Menurut Basis Data Scopus, basis data literatur peer-review terbesar, sangat sedikit makalah yang diterbitkan oleh pembicara pada 2019-2020. Anehnya, makalah mereka yang diterbitkan meningkat secara signifikan pada tahun 2021 menjadi masing-masing 72 makalah dan masing-masing 95 makalah pada tahun 2022 dengan masing-masing lebih dari 1.000 kutipan.
Masing-masing memiliki indeks-H lebih dari 20, lebih tinggi dari banyak profesor universitas yang terkenal dan dihormati.
H-index adalah metrik yang digunakan untuk mengukur produktivitas dan dampak publikasi peneliti. Indeks-H didefinisikan sebagai jumlah makalah yang telah diterbitkan oleh peneliti dan jumlah kutipan.
Dengan jumlah artikel dan kutipan yang luar biasa, dosen dapat dengan mudah melamar posisi akademik seperti asisten profesor, profesor asosiasi atau bahkan profesor dan menikmati manfaat yang menyertainya.
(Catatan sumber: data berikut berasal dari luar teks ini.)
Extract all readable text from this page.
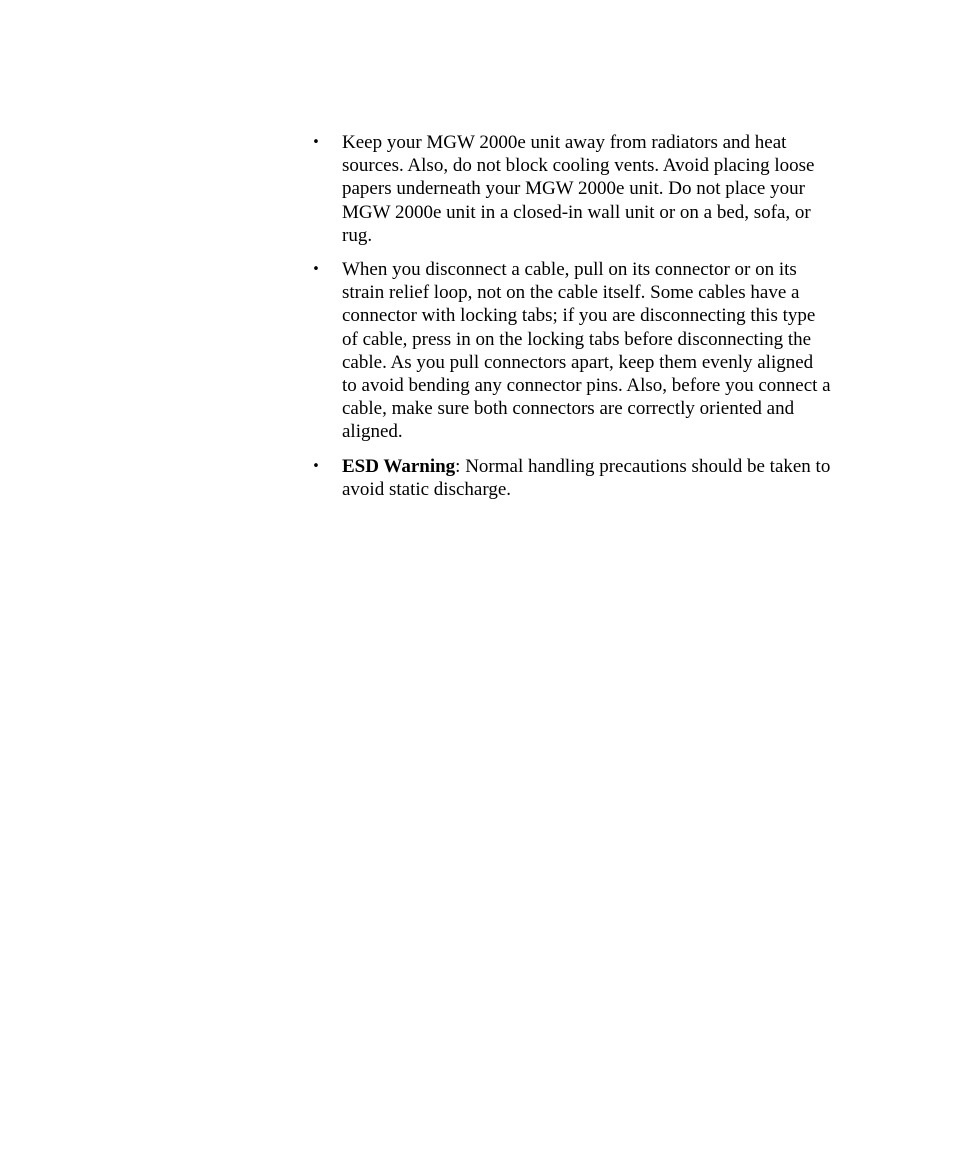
•	Keep your MGW 2000e unit away from radiators and heat sources. Also, do not block cooling vents. Avoid placing loose papers underneath your MGW 2000e unit. Do not place your MGW 2000e unit in a closed-in wall unit or on a bed, sofa, or rug.
•	When you disconnect a cable, pull on its connector or on its strain relief loop, not on the cable itself. Some cables have a connector with locking tabs; if you are disconnecting this type of cable, press in on the locking tabs before disconnecting the cable. As you pull connectors apart, keep them evenly aligned to avoid bending any connector pins. Also, before you connect a cable, make sure both connectors are correctly oriented and aligned.
•	ESD Warning: Normal handling precautions should be taken to avoid static discharge.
Angka yang mencengangkan bagi kalangan akademisi, apalagi salah satu gurunya masih berstatus mahasiswa doktoral.
Weerachai Phutdhawong, seorang profesor kimia di Universitas Kasetsart, mengatakan di Facebook bahwa profesor Universitas Chiang Mai membayar 30.000 baht agar namanya ditampilkan di makalah akademis tentang masalah sains bahan nano.
Dosen tersebut menggunakan surat kabar untuk meminta penggantian biaya dari universitas negeri dengan biaya empat kali lipat, katanya.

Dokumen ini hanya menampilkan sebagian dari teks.